Philippe Boudreau, Benoît Gaulin

D’abord, une tranche de vie toute contemporaine : un ami Facebook bien connu pour son allégeance souverainiste publie un statut dans lequel il annonce (« coup de théâtre » écrit-il) qu’il s’apprête à voter - pour une première fois de sa vie - pour le Parti libéral du Canada (PLC). Cette décision étonnante qui a suscité acquiescements mais aussi quelques commentaires acerbes, n’est pas sans nous intriguer et soulève de nombreuses questions pour toute observatrice ou tout observateur du champ politique québécois qui, à n’en pas douter, est en pleine transformation depuis quelques années. Petit bilan, donc, de quelques-unes de ces évolutions à la veille du rendez-vous électoral fédéral du 21 octobre prochain.

Le sociologue Pierre Bourdieu a défini le champ politique comme le « lieu où s’engendrent, dans la concurrence entre les agents qui s’y trouvent engagés, des produits politiques, problèmes, programmes, analyses et commentaires, concepts, événements, entre lesquels les citoyens ordinaires [sont] réduits au statut de consommateurs…  » Or, force est de constater que produits et programmes politiques, tout compte fait, se ressemblent passablement. Par exemple, sur l’axe fondamental gauche-droite, le positionnement des partis porte essentiellement sur une qualification du libéralisme. Exception faite du clivage sur la question de la laïcité au Québec, le « consommateur-électeur » se retrouve devant des partis sans véritable projet distinctif, ceux-ci promettant la « bonne gouvernance » et la gestion à court terme du monde-tel-qu’il-est. La campagne se déroule, plus que jamais, à coup de slogans vides et de mini-scandales formatés par des spécialistes de la communication. Tout cela nous éloigne évidemment d’une véritable conversation démocratique portant sur les nombreux enjeux collectifs contemporains qui nous interpellent pourtant.

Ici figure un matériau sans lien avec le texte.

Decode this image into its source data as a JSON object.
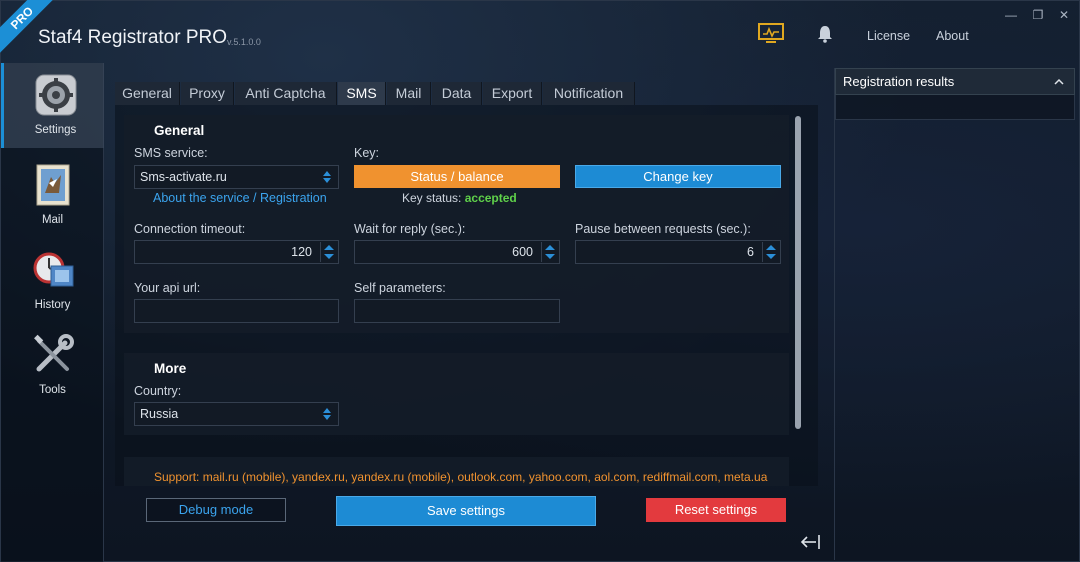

Un bref tour d’horizon nous confirme cela facilement. À deux semaines du scrutin, on constate à quel point la campagne conservatrice est peu convaincante. Son chef souvent poussé dans les câbles, le Parti conservateur n’arrive pas à constituer une alternative crédible. De surcroît, la plupart de ses propositions n’intéressent pas le Québec. Le monarque Trudeau pourrait bien prolonger de quatre ans la durée de sa dynastie tant son principal adversaire est pathétique.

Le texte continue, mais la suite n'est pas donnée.